Schwefeldüngung mais

Sulphurdüngung Mais

Das bedeutet einen akuten Schwefelmangel, der bei Mais selten ist. Mais, ob Getreide, Silo, Futtermittel, als CCM oder Energielieferant für Biogasanlagen gewinnt in Deutschland immer mehr an Bedeutung. Die Nachfrage nach Pflanzen (Mais nur im Mai/Juni) ist jedoch hoch. Auch die N-Düngung zu Mais kann noch optimiert werden!

Weshalb gibt es in diesem Jahr einen Schwefelmangel im Mais?

Gegenwärtig sind in vielen norddeutschen Getreidefeldern teilweise kleinere, leichtere Flächen (siehe Foto) im Gegensatz zu den normalerweise entstandenen Getreidepflanzen zu sehen. In der folgenden Übersicht sind die Resultate als relative Werte im Verhältnis zu den normalerweise verwendeten Anlagen aufgelistet. In der Anlage lag der Schwefelanteil bei 0,11%. Das heißt ein akuter Schwefelfehler, der bei Mais rar ist.

Weshalb gibt es in diesem Jahr einen Schwefelmangel im Mais? Außerdem waren der verspätete Frühling und der frühe Monat May, der wahrscheinlich keine große Schwefelmineralisation im Erdreich zuließ, die wichtigsten Ereignisse. Schliesslich führte der teilweise enorme Niederschlag von bis zu 100 l/m2 in der dritten Dekade im May anscheinend zu einer Verschiebung des Schwefelgehaltes in die tieferen Erdschichten.

Weil hier vor allem elementar und biologisch begrenzter Anteil an Schwefelsäure vorhanden ist, ist die Pflanzenverfügbarkeit nicht ausreichend. Kann der Schwefelmangel im Mais schnell behoben werden? Sofort 20 kg/ha EPSO Top oder EPSO Combitop (zur gleichzeitigen Deckung des Mangan- und Zinkbedarfs) auf die Blätter auftragen, um den Mais mit Schwefeldioxid zu versorg.

Auch bei den Maisgewächsen ist, wie die Pflanzenanalytik ergibt, mit 73% des Normalgehalts mangelhaft. Düngen mit 3-5 dt/ha Korn-Kali mit 6 % MgO und jetzt 5 % Schwefel wird empfohlen. Bei ausreichender Befruchtung von N und Kieserit wird eine Befruchtung mit 1 dt/ha ESTA® Kieseritgranulat empfohlen.

Kukuruz

Der Mais, ob Getreide, Silos, Futtermittel, als CCM oder Energielieferant für Biogasanlagen, wird in Deutschland immer bedeutender. Kein anderes Getreide erzielt einen ähnlichen oder höheren Nährstoffertrag pro Fläche wie Mais. Es ist ein bedeutender erneuerbarer Grundstoff für die Tierproduktion für die Humanernährung und die Biogasproduktion.

Der Maisanbau hängt inzwischen nicht mehr nur von der Menge ab. Bei der Maisproduktion kommt einer ausgewogenen und ertragsorientierten Düngestrategie eine zentrale Bedeutung zu.

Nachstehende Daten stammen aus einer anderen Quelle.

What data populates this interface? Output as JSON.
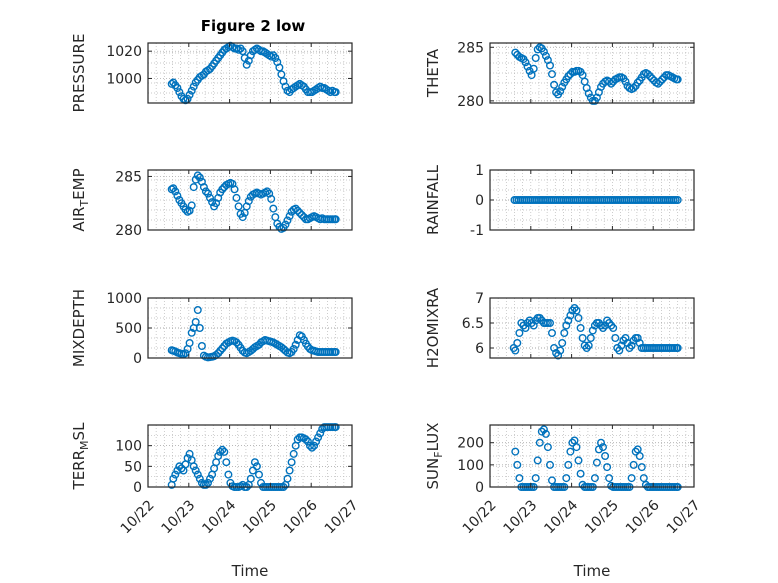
{
  "figure_title": "Figure 2 low",
  "colors": {
    "marker": "#0072BD",
    "axis": "#262626",
    "grid": "#b8b8b8"
  },
  "chart_data": [
    {
      "id": "pressure",
      "type": "scatter",
      "ylabel": "PRESSURE",
      "ylim": [
        982,
        1026
      ],
      "yticks": [
        1000,
        1020
      ],
      "ytick_labels": [
        "1000",
        "1020"
      ],
      "xlim": [
        0,
        5
      ],
      "grid": true,
      "x": [
        0.58,
        0.62,
        0.67,
        0.72,
        0.77,
        0.82,
        0.87,
        0.92,
        0.97,
        1.02,
        1.07,
        1.12,
        1.17,
        1.22,
        1.27,
        1.32,
        1.37,
        1.42,
        1.47,
        1.52,
        1.57,
        1.62,
        1.67,
        1.72,
        1.77,
        1.82,
        1.87,
        1.92,
        1.97,
        2.02,
        2.07,
        2.12,
        2.17,
        2.22,
        2.27,
        2.32,
        2.37,
        2.42,
        2.47,
        2.52,
        2.57,
        2.62,
        2.67,
        2.72,
        2.77,
        2.82,
        2.87,
        2.92,
        2.97,
        3.02,
        3.07,
        3.12,
        3.17,
        3.22,
        3.27,
        3.32,
        3.37,
        3.42,
        3.47,
        3.52,
        3.57,
        3.62,
        3.67,
        3.72,
        3.77,
        3.82,
        3.87,
        3.92,
        3.97,
        4.02,
        4.07,
        4.12,
        4.17,
        4.22,
        4.27,
        4.32,
        4.37,
        4.42,
        4.47,
        4.52,
        4.57,
        4.6
      ],
      "y": [
        996,
        997,
        995,
        993,
        990,
        987,
        985,
        984,
        985,
        988,
        991,
        994,
        997,
        999,
        1001,
        1002,
        1003,
        1005,
        1006,
        1007,
        1009,
        1011,
        1013,
        1015,
        1017,
        1019,
        1021,
        1022,
        1023,
        1024,
        1023,
        1022,
        1022,
        1021,
        1022,
        1020,
        1015,
        1010,
        1013,
        1017,
        1020,
        1021,
        1022,
        1021,
        1020,
        1020,
        1019,
        1018,
        1017,
        1016,
        1017,
        1015,
        1012,
        1008,
        1003,
        998,
        994,
        991,
        990,
        992,
        993,
        994,
        995,
        996,
        995,
        994,
        992,
        990,
        990,
        990,
        991,
        992,
        993,
        994,
        993,
        993,
        992,
        991,
        990,
        991,
        990,
        990
      ]
    },
    {
      "id": "theta",
      "type": "scatter",
      "ylabel": "THETA",
      "ylim": [
        279.8,
        285.4
      ],
      "yticks": [
        280,
        285
      ],
      "ytick_labels": [
        "280",
        "285"
      ],
      "xlim": [
        0,
        5
      ],
      "grid": true,
      "x": [
        0.62,
        0.67,
        0.72,
        0.77,
        0.82,
        0.87,
        0.92,
        0.97,
        1.02,
        1.07,
        1.12,
        1.17,
        1.22,
        1.27,
        1.32,
        1.37,
        1.42,
        1.47,
        1.52,
        1.57,
        1.62,
        1.67,
        1.72,
        1.77,
        1.82,
        1.87,
        1.92,
        1.97,
        2.02,
        2.07,
        2.12,
        2.17,
        2.22,
        2.27,
        2.32,
        2.37,
        2.42,
        2.47,
        2.52,
        2.57,
        2.62,
        2.67,
        2.72,
        2.77,
        2.82,
        2.87,
        2.92,
        2.97,
        3.02,
        3.07,
        3.12,
        3.17,
        3.22,
        3.27,
        3.32,
        3.37,
        3.42,
        3.47,
        3.52,
        3.57,
        3.62,
        3.67,
        3.72,
        3.77,
        3.82,
        3.87,
        3.92,
        3.97,
        4.02,
        4.07,
        4.12,
        4.17,
        4.22,
        4.27,
        4.32,
        4.37,
        4.42,
        4.47,
        4.52,
        4.57,
        4.6
      ],
      "y": [
        284.5,
        284.3,
        284.1,
        284.0,
        283.9,
        283.6,
        283.2,
        282.8,
        282.4,
        283.0,
        284.0,
        284.8,
        285.0,
        284.9,
        284.6,
        284.2,
        283.8,
        283.3,
        282.5,
        281.5,
        280.8,
        280.6,
        280.9,
        281.3,
        281.7,
        282.0,
        282.3,
        282.5,
        282.7,
        282.7,
        282.8,
        282.8,
        282.7,
        282.4,
        281.8,
        281.2,
        280.7,
        280.3,
        280.0,
        280.0,
        280.3,
        280.8,
        281.3,
        281.6,
        281.8,
        281.9,
        281.8,
        281.6,
        281.8,
        282.0,
        282.1,
        282.2,
        282.2,
        282.1,
        281.8,
        281.4,
        281.2,
        281.1,
        281.2,
        281.4,
        281.7,
        281.9,
        282.2,
        282.5,
        282.6,
        282.5,
        282.3,
        282.1,
        281.9,
        281.7,
        281.6,
        281.8,
        282.0,
        282.2,
        282.4,
        282.4,
        282.3,
        282.2,
        282.1,
        282.0,
        282.0
      ]
    },
    {
      "id": "airtemp",
      "type": "scatter",
      "ylabel_main": "AIR",
      "ylabel_sub": "T",
      "ylabel_rest": "EMP",
      "ylim": [
        280,
        285.6
      ],
      "yticks": [
        280,
        285
      ],
      "ytick_labels": [
        "280",
        "285"
      ],
      "xlim": [
        0,
        5
      ],
      "grid": true,
      "x": [
        0.58,
        0.62,
        0.67,
        0.72,
        0.77,
        0.82,
        0.87,
        0.92,
        0.97,
        1.02,
        1.07,
        1.12,
        1.17,
        1.22,
        1.27,
        1.32,
        1.37,
        1.42,
        1.47,
        1.52,
        1.57,
        1.62,
        1.67,
        1.72,
        1.77,
        1.82,
        1.87,
        1.92,
        1.97,
        2.02,
        2.07,
        2.12,
        2.17,
        2.22,
        2.27,
        2.32,
        2.37,
        2.42,
        2.47,
        2.52,
        2.57,
        2.62,
        2.67,
        2.72,
        2.77,
        2.82,
        2.87,
        2.92,
        2.97,
        3.02,
        3.07,
        3.12,
        3.17,
        3.22,
        3.27,
        3.32,
        3.37,
        3.42,
        3.47,
        3.52,
        3.57,
        3.62,
        3.67,
        3.72,
        3.77,
        3.82,
        3.87,
        3.92,
        3.97,
        4.02,
        4.07,
        4.12,
        4.17,
        4.22,
        4.27,
        4.32,
        4.37,
        4.42,
        4.47,
        4.52,
        4.57,
        4.6
      ],
      "y": [
        283.8,
        283.9,
        283.6,
        283.2,
        282.8,
        282.5,
        282.2,
        281.9,
        281.7,
        281.8,
        282.3,
        284.0,
        284.7,
        285.1,
        284.9,
        284.5,
        284.0,
        283.6,
        283.4,
        283.0,
        282.6,
        282.2,
        282.5,
        283.0,
        283.5,
        283.8,
        284.0,
        284.2,
        284.3,
        284.4,
        284.3,
        283.8,
        283.0,
        282.2,
        281.5,
        281.2,
        281.6,
        282.2,
        282.7,
        283.1,
        283.3,
        283.4,
        283.5,
        283.4,
        283.3,
        283.4,
        283.5,
        283.6,
        283.4,
        282.9,
        282.0,
        281.2,
        280.6,
        280.3,
        280.1,
        280.2,
        280.5,
        280.9,
        281.3,
        281.7,
        281.9,
        282.0,
        281.8,
        281.6,
        281.4,
        281.2,
        281.0,
        281.0,
        281.1,
        281.2,
        281.3,
        281.2,
        281.1,
        281.0,
        281.1,
        281.0,
        281.0,
        281.0,
        281.0,
        281.0,
        281.0,
        281.0
      ]
    },
    {
      "id": "rainfall",
      "type": "scatter",
      "ylabel": "RAINFALL",
      "ylim": [
        -1,
        1
      ],
      "yticks": [
        -1,
        0,
        1
      ],
      "ytick_labels": [
        "-1",
        "0",
        "1"
      ],
      "xlim": [
        0,
        5
      ],
      "grid": true,
      "x_start": 0.6,
      "x_end": 4.6,
      "x_step": 0.05,
      "constant_y": 0
    },
    {
      "id": "mixdepth",
      "type": "scatter",
      "ylabel": "MIXDEPTH",
      "ylim": [
        0,
        1000
      ],
      "yticks": [
        0,
        500,
        1000
      ],
      "ytick_labels": [
        "0",
        "500",
        "1000"
      ],
      "xlim": [
        0,
        5
      ],
      "grid": true,
      "x": [
        0.58,
        0.62,
        0.67,
        0.72,
        0.77,
        0.82,
        0.87,
        0.92,
        0.97,
        1.02,
        1.07,
        1.12,
        1.17,
        1.22,
        1.27,
        1.32,
        1.37,
        1.42,
        1.47,
        1.52,
        1.57,
        1.62,
        1.67,
        1.72,
        1.77,
        1.82,
        1.87,
        1.92,
        1.97,
        2.02,
        2.07,
        2.12,
        2.17,
        2.22,
        2.27,
        2.32,
        2.37,
        2.42,
        2.47,
        2.52,
        2.57,
        2.62,
        2.67,
        2.72,
        2.77,
        2.82,
        2.87,
        2.92,
        2.97,
        3.02,
        3.07,
        3.12,
        3.17,
        3.22,
        3.27,
        3.32,
        3.37,
        3.42,
        3.47,
        3.52,
        3.57,
        3.62,
        3.67,
        3.72,
        3.77,
        3.82,
        3.87,
        3.92,
        3.97,
        4.02,
        4.07,
        4.12,
        4.17,
        4.22,
        4.27,
        4.32,
        4.37,
        4.42,
        4.47,
        4.52,
        4.57,
        4.6
      ],
      "y": [
        130,
        120,
        110,
        90,
        80,
        70,
        60,
        80,
        150,
        250,
        420,
        500,
        600,
        800,
        500,
        200,
        40,
        20,
        10,
        15,
        20,
        30,
        50,
        80,
        120,
        160,
        200,
        240,
        260,
        280,
        290,
        280,
        260,
        220,
        170,
        120,
        90,
        80,
        100,
        120,
        150,
        180,
        200,
        220,
        260,
        280,
        300,
        290,
        280,
        270,
        260,
        240,
        220,
        200,
        180,
        150,
        120,
        90,
        80,
        100,
        150,
        220,
        300,
        380,
        360,
        300,
        240,
        190,
        150,
        130,
        120,
        110,
        100,
        100,
        100,
        100,
        100,
        100,
        100,
        100,
        100,
        100
      ]
    },
    {
      "id": "h2omixra",
      "type": "scatter",
      "ylabel": "H2OMIXRA",
      "ylim": [
        5.8,
        7
      ],
      "yticks": [
        6,
        6.5,
        7
      ],
      "ytick_labels": [
        "6",
        "6.5",
        "7"
      ],
      "xlim": [
        0,
        5
      ],
      "grid": true,
      "x": [
        0.58,
        0.62,
        0.67,
        0.72,
        0.77,
        0.82,
        0.87,
        0.92,
        0.97,
        1.02,
        1.07,
        1.12,
        1.17,
        1.22,
        1.27,
        1.32,
        1.37,
        1.42,
        1.47,
        1.52,
        1.57,
        1.62,
        1.67,
        1.72,
        1.77,
        1.82,
        1.87,
        1.92,
        1.97,
        2.02,
        2.07,
        2.12,
        2.17,
        2.22,
        2.27,
        2.32,
        2.37,
        2.42,
        2.47,
        2.52,
        2.57,
        2.62,
        2.67,
        2.72,
        2.77,
        2.82,
        2.87,
        2.92,
        2.97,
        3.02,
        3.07,
        3.12,
        3.17,
        3.22,
        3.27,
        3.32,
        3.37,
        3.42,
        3.47,
        3.52,
        3.57,
        3.62,
        3.67,
        3.72,
        3.77,
        3.82,
        3.87,
        3.92,
        3.97,
        4.02,
        4.07,
        4.12,
        4.17,
        4.22,
        4.27,
        4.32,
        4.37,
        4.42,
        4.47,
        4.52,
        4.57,
        4.6
      ],
      "y": [
        6.0,
        5.95,
        6.1,
        6.3,
        6.5,
        6.45,
        6.4,
        6.5,
        6.55,
        6.5,
        6.45,
        6.55,
        6.6,
        6.6,
        6.55,
        6.5,
        6.5,
        6.5,
        6.5,
        6.3,
        6.0,
        5.9,
        5.85,
        5.95,
        6.1,
        6.3,
        6.45,
        6.55,
        6.65,
        6.75,
        6.8,
        6.75,
        6.6,
        6.4,
        6.2,
        6.05,
        6.0,
        6.05,
        6.2,
        6.35,
        6.45,
        6.5,
        6.5,
        6.45,
        6.4,
        6.45,
        6.55,
        6.5,
        6.45,
        6.4,
        6.2,
        6.0,
        5.95,
        6.05,
        6.15,
        6.2,
        6.1,
        6.0,
        6.05,
        6.15,
        6.2,
        6.2,
        6.1,
        6.0,
        6.0,
        6.0,
        6.0,
        6.0,
        6.0,
        6.0,
        6.0,
        6.0,
        6.0,
        6.0,
        6.0,
        6.0,
        6.0,
        6.0,
        6.0,
        6.0,
        6.0,
        6.0
      ]
    },
    {
      "id": "terrmsl",
      "type": "scatter",
      "ylabel_main": "TERR",
      "ylabel_sub": "M",
      "ylabel_rest": "SL",
      "ylim": [
        0,
        150
      ],
      "yticks": [
        0,
        50,
        100
      ],
      "ytick_labels": [
        "0",
        "50",
        "100"
      ],
      "xlim": [
        0,
        5
      ],
      "grid": true,
      "x_ticks_labels": [
        "10/22",
        "10/23",
        "10/24",
        "10/25",
        "10/26",
        "10/27"
      ],
      "xlabel": "Time",
      "x": [
        0.58,
        0.62,
        0.67,
        0.72,
        0.77,
        0.82,
        0.87,
        0.92,
        0.97,
        1.02,
        1.07,
        1.12,
        1.17,
        1.22,
        1.27,
        1.32,
        1.37,
        1.42,
        1.47,
        1.52,
        1.57,
        1.62,
        1.67,
        1.72,
        1.77,
        1.82,
        1.87,
        1.92,
        1.97,
        2.02,
        2.07,
        2.12,
        2.17,
        2.22,
        2.27,
        2.32,
        2.37,
        2.42,
        2.47,
        2.52,
        2.57,
        2.62,
        2.67,
        2.72,
        2.77,
        2.82,
        2.87,
        2.92,
        2.97,
        3.02,
        3.07,
        3.12,
        3.17,
        3.22,
        3.27,
        3.32,
        3.37,
        3.42,
        3.47,
        3.52,
        3.57,
        3.62,
        3.67,
        3.72,
        3.77,
        3.82,
        3.87,
        3.92,
        3.97,
        4.02,
        4.07,
        4.12,
        4.17,
        4.22,
        4.27,
        4.32,
        4.37,
        4.42,
        4.47,
        4.52,
        4.57,
        4.6
      ],
      "y": [
        5,
        20,
        30,
        40,
        50,
        45,
        40,
        55,
        70,
        80,
        65,
        50,
        40,
        30,
        20,
        10,
        5,
        5,
        10,
        20,
        30,
        45,
        60,
        75,
        85,
        90,
        85,
        60,
        30,
        10,
        2,
        0,
        0,
        0,
        2,
        5,
        0,
        0,
        5,
        20,
        40,
        60,
        50,
        30,
        10,
        0,
        0,
        0,
        0,
        0,
        0,
        0,
        0,
        0,
        0,
        0,
        5,
        20,
        40,
        60,
        80,
        100,
        115,
        120,
        120,
        118,
        115,
        110,
        100,
        95,
        100,
        110,
        120,
        130,
        140,
        145,
        145,
        145,
        145,
        145,
        145,
        145
      ]
    },
    {
      "id": "sunflux",
      "type": "scatter",
      "ylabel_main": "SUN",
      "ylabel_sub": "F",
      "ylabel_rest": "LUX",
      "ylim": [
        0,
        280
      ],
      "yticks": [
        0,
        100,
        200
      ],
      "ytick_labels": [
        "0",
        "100",
        "200"
      ],
      "xlim": [
        0,
        5
      ],
      "grid": true,
      "x_ticks_labels": [
        "10/22",
        "10/23",
        "10/24",
        "10/25",
        "10/26",
        "10/27"
      ],
      "xlabel": "Time",
      "x": [
        0.62,
        0.67,
        0.72,
        0.77,
        0.82,
        0.87,
        0.92,
        0.97,
        1.02,
        1.07,
        1.12,
        1.17,
        1.22,
        1.27,
        1.32,
        1.37,
        1.42,
        1.47,
        1.52,
        1.57,
        1.62,
        1.67,
        1.72,
        1.77,
        1.82,
        1.87,
        1.92,
        1.97,
        2.02,
        2.07,
        2.12,
        2.17,
        2.22,
        2.27,
        2.32,
        2.37,
        2.42,
        2.47,
        2.52,
        2.57,
        2.62,
        2.67,
        2.72,
        2.77,
        2.82,
        2.87,
        2.92,
        2.97,
        3.02,
        3.07,
        3.12,
        3.17,
        3.22,
        3.27,
        3.32,
        3.37,
        3.42,
        3.47,
        3.52,
        3.57,
        3.62,
        3.67,
        3.72,
        3.77,
        3.82,
        3.87,
        3.92,
        3.97,
        4.02,
        4.07,
        4.12,
        4.17,
        4.22,
        4.27,
        4.32,
        4.37,
        4.42,
        4.47,
        4.52,
        4.57,
        4.6
      ],
      "y": [
        160,
        100,
        40,
        0,
        0,
        0,
        0,
        0,
        0,
        0,
        40,
        120,
        200,
        250,
        260,
        240,
        180,
        100,
        30,
        0,
        0,
        0,
        0,
        0,
        0,
        40,
        100,
        160,
        200,
        210,
        180,
        120,
        60,
        10,
        0,
        0,
        0,
        0,
        0,
        40,
        110,
        170,
        200,
        180,
        140,
        90,
        40,
        5,
        0,
        0,
        0,
        0,
        0,
        0,
        0,
        0,
        0,
        40,
        100,
        160,
        170,
        140,
        90,
        40,
        10,
        0,
        0,
        0,
        0,
        0,
        0,
        0,
        0,
        0,
        0,
        0,
        0,
        0,
        0,
        0,
        0
      ]
    }
  ]
}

Für jede Strategieplanung geht der Disponent von idealen Wetterbedingungen aus. Erfahrungsgemäß hängt die Agrarproduktion im Freiland jedoch von so vielen verschiedenen Einflüssen ab.

Beim Stickstoffdünger ist es viel besser, großflächig oder als Unterfußdünger N-stabilisiertes Düngemittel einzusetzen. Dadurch werden Stickstoffverluste vermieden, die bei sehr feuchtem Wetter zwischen 30-40 kg reinem N/ha liegen können. Bei der N-stabilisierten N-Düngung wird die Zugabe von Sauerstoff kombiniert, um die Stickstoffverluste und die Stickstoffzufuhr während der ganzen Vegetationsphase zu reduzieren.

Genauso bedeutsam ist die richtige Schwefeldüngung. In der Anlage müssen 4 kg Stickstoff1 kg des Schwefels umgewandelt werden. Steht der Anlage kein ausreichend hoher Anteil an Schwefelsäure zur VerfÃ?gung, kann der gebotene Sauerstoff nicht aufbereitet werden. Elementarschwefeldünger ist ein hervorragender Depotdünger.

Die elementaren Schwefeldünger wirken träge und dauerhaft ohne Nährstoffverlust. Die dem Maisbestand zugegebene Stickstoffdüngung wird durch die ständige Verfügbarkeit von Stickstoff optimiert. Durch diese Düngestrategie tragen Sie dazu bei, den Eintrag von Nährstoffen in das Wasser zu mindern. Sulfur ja oder Sulfur nein? Bei fehlendem Sulfat sind die wirtschaftlichen Schäden immens.